Hurt: Remembering Dr. King

We seem to be living in an era when many of the voices we have revered from the past are under assault by various pockets of our population.

Regardless of whom one quotes, there seem to be those who would tear at the fabric of our nation by trying to assign some ulterior motive to what they said. As we prepare to honor Dr. Martin Luther King, Jr., on January 15th it is tempting to quote some passage from his courageous “I have a Dream Speech.”

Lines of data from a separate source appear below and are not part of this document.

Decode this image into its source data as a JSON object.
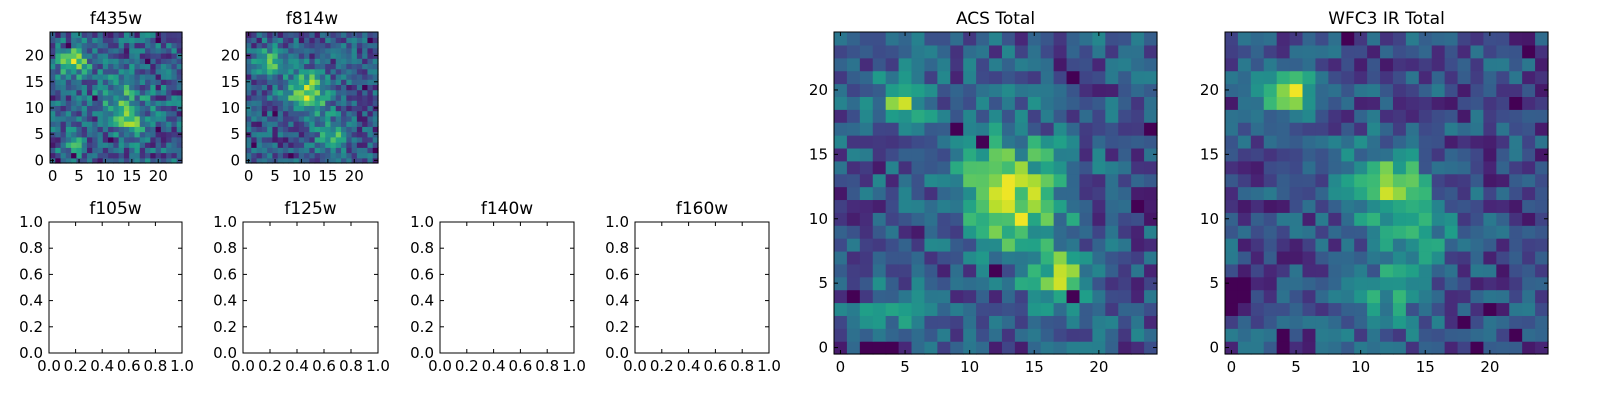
{
  "chart_data": [
    {
      "type": "heatmap",
      "title": "f435w",
      "shape": [
        25,
        25
      ],
      "xticks": [
        "0",
        "5",
        "10",
        "15",
        "20"
      ],
      "yticks": [
        "0",
        "5",
        "10",
        "15",
        "20"
      ],
      "xlim": [
        -0.5,
        24.5
      ],
      "ylim": [
        -0.5,
        24.5
      ],
      "colormap": "viridis",
      "features": [
        {
          "x": 4,
          "y": 19,
          "amp": 0.3,
          "sigma": 2.0
        },
        {
          "x": 13,
          "y": 12,
          "amp": 0.18,
          "sigma": 3.0
        },
        {
          "x": 15,
          "y": 7,
          "amp": 0.2,
          "sigma": 2.2
        },
        {
          "x": 4,
          "y": 3,
          "amp": 0.15,
          "sigma": 1.5
        }
      ],
      "dark_pixels": [
        [
          20,
          23
        ],
        [
          3,
          22
        ],
        [
          8,
          12
        ],
        [
          18,
          19
        ],
        [
          11,
          4
        ],
        [
          1,
          0
        ],
        [
          4,
          1
        ],
        [
          20,
          6
        ]
      ]
    },
    {
      "type": "heatmap",
      "title": "f814w",
      "shape": [
        25,
        25
      ],
      "xticks": [
        "0",
        "5",
        "10",
        "15",
        "20"
      ],
      "yticks": [
        "0",
        "5",
        "10",
        "15",
        "20"
      ],
      "xlim": [
        -0.5,
        24.5
      ],
      "ylim": [
        -0.5,
        24.5
      ],
      "colormap": "viridis",
      "features": [
        {
          "x": 4,
          "y": 19,
          "amp": 0.3,
          "sigma": 1.8
        },
        {
          "x": 11,
          "y": 13,
          "amp": 0.42,
          "sigma": 2.8
        },
        {
          "x": 16,
          "y": 5,
          "amp": 0.25,
          "sigma": 2.2
        }
      ],
      "dark_pixels": [
        [
          23,
          23
        ],
        [
          1,
          3
        ],
        [
          8,
          1
        ],
        [
          22,
          14
        ],
        [
          5,
          9
        ],
        [
          24,
          2
        ]
      ]
    },
    {
      "type": "line",
      "title": "f105w",
      "xlim": [
        0.0,
        1.0
      ],
      "ylim": [
        0.0,
        1.0
      ],
      "xticks": [
        "0.0",
        "0.2",
        "0.4",
        "0.6",
        "0.8",
        "1.0"
      ],
      "yticks": [
        "0.0",
        "0.2",
        "0.4",
        "0.6",
        "0.8",
        "1.0"
      ],
      "series": []
    },
    {
      "type": "line",
      "title": "f125w",
      "xlim": [
        0.0,
        1.0
      ],
      "ylim": [
        0.0,
        1.0
      ],
      "xticks": [
        "0.0",
        "0.2",
        "0.4",
        "0.6",
        "0.8",
        "1.0"
      ],
      "yticks": [
        "0.0",
        "0.2",
        "0.4",
        "0.6",
        "0.8",
        "1.0"
      ],
      "series": []
    },
    {
      "type": "line",
      "title": "f140w",
      "xlim": [
        0.0,
        1.0
      ],
      "ylim": [
        0.0,
        1.0
      ],
      "xticks": [
        "0.0",
        "0.2",
        "0.4",
        "0.6",
        "0.8",
        "1.0"
      ],
      "yticks": [
        "0.0",
        "0.2",
        "0.4",
        "0.6",
        "0.8",
        "1.0"
      ],
      "series": []
    },
    {
      "type": "line",
      "title": "f160w",
      "xlim": [
        0.0,
        1.0
      ],
      "ylim": [
        0.0,
        1.0
      ],
      "xticks": [
        "0.0",
        "0.2",
        "0.4",
        "0.6",
        "0.8",
        "1.0"
      ],
      "yticks": [
        "0.0",
        "0.2",
        "0.4",
        "0.6",
        "0.8",
        "1.0"
      ],
      "series": []
    },
    {
      "type": "heatmap",
      "title": "ACS Total",
      "shape": [
        25,
        25
      ],
      "xticks": [
        "0",
        "5",
        "10",
        "15",
        "20"
      ],
      "yticks": [
        "0",
        "5",
        "10",
        "15",
        "20"
      ],
      "xlim": [
        -0.5,
        24.5
      ],
      "ylim": [
        -0.5,
        24.5
      ],
      "colormap": "viridis",
      "features": [
        {
          "x": 5,
          "y": 19.5,
          "amp": 0.38,
          "sigma": 1.5
        },
        {
          "x": 13,
          "y": 13,
          "amp": 0.32,
          "sigma": 3.0
        },
        {
          "x": 17,
          "y": 5,
          "amp": 0.38,
          "sigma": 1.8
        },
        {
          "x": 14,
          "y": 10,
          "amp": 0.22,
          "sigma": 2.5
        },
        {
          "x": 4,
          "y": 3,
          "amp": 0.18,
          "sigma": 1.5
        }
      ],
      "dark_pixels": [
        [
          18,
          21
        ],
        [
          9,
          17
        ],
        [
          24,
          17
        ],
        [
          23,
          11
        ],
        [
          1,
          4
        ],
        [
          18,
          4
        ],
        [
          12,
          6
        ],
        [
          2,
          0
        ],
        [
          3,
          0
        ],
        [
          4,
          0
        ],
        [
          11,
          16
        ]
      ]
    },
    {
      "type": "heatmap",
      "title": "WFC3 IR Total",
      "shape": [
        25,
        25
      ],
      "xticks": [
        "0",
        "5",
        "10",
        "15",
        "20"
      ],
      "yticks": [
        "0",
        "5",
        "10",
        "15",
        "20"
      ],
      "xlim": [
        -0.5,
        24.5
      ],
      "ylim": [
        -0.5,
        24.5
      ],
      "colormap": "viridis",
      "features": [
        {
          "x": 4.5,
          "y": 20,
          "amp": 0.5,
          "sigma": 1.4
        },
        {
          "x": 12,
          "y": 12.5,
          "amp": 0.45,
          "sigma": 2.3
        },
        {
          "x": 15,
          "y": 9,
          "amp": 0.22,
          "sigma": 1.8
        },
        {
          "x": 12,
          "y": 4,
          "amp": 0.28,
          "sigma": 2.0
        }
      ],
      "dark_pixels": [
        [
          0,
          4
        ],
        [
          0,
          5
        ],
        [
          1,
          4
        ],
        [
          1,
          5
        ],
        [
          0,
          3
        ],
        [
          4,
          1
        ],
        [
          4,
          0
        ],
        [
          18,
          2
        ],
        [
          20,
          3
        ],
        [
          23,
          23
        ],
        [
          9,
          24
        ],
        [
          22,
          19
        ],
        [
          19,
          0
        ],
        [
          22,
          1
        ]
      ]
    }
  ]
}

True, he talked about police oppression, about the failure of the “Negro” race, to attain the American Dream in full measure, about making justice a heritage for “all of God’s children,” and he recanted the oppression his race had experienced in this country for decades, but he also encouraged all of us to meet “physical force with soul force,” and laced his speech with Christian theology and Biblical metaphors—he was after all, Reverend Martin Luther King, Jr.. As an Indiana clergyman has reminded us recently “The hands of the Almighty are often found at the end of our own arms.”

A supporter of mine who has worked with some tribes of northern Natal in South Africa tells me he is often greeted with Sawa bona, an African greeting that literally translates to “I see you.” If he wishes to be accepted as a friend, he will respond by saying Sikhona, while striking his chest with both hands. Literally, he is saying, “I am here.” Part of the spirit of Ubuntu, a cultural element of sub Saharan cultures, is the idea that a person is a person because of other people. In a more contemporary vein, as the African American writer Ralph Ellison told us so profoundly in his novel Invisible Man, which won the National Book Award in 1953, ten years before Dr. King’s speech, we actually have to see another person first before we can recognize our common humanity.

As the Reverend Dr. King said:

"When we allow freedom to ring-when we let it ring from every city and every hamlet, from every state and every city, we will be able to speed up that day when all of God's children, black men and white men, Jews and Gentiles, Protestants and Catholics, will be able to join hands and sing in the words of the old Negro spiritual, "Free at last, Free at last, Great God almighty, we are free at last."

Let’s give it a try in our state. Can we risk saying to all of our brothers and sisters, regardless of race or creed, Sawa bona—I see you? We might just get back an occasional, Sikhona. That would be a new breath of freedom that would truly honor Dr. King’s rich memory.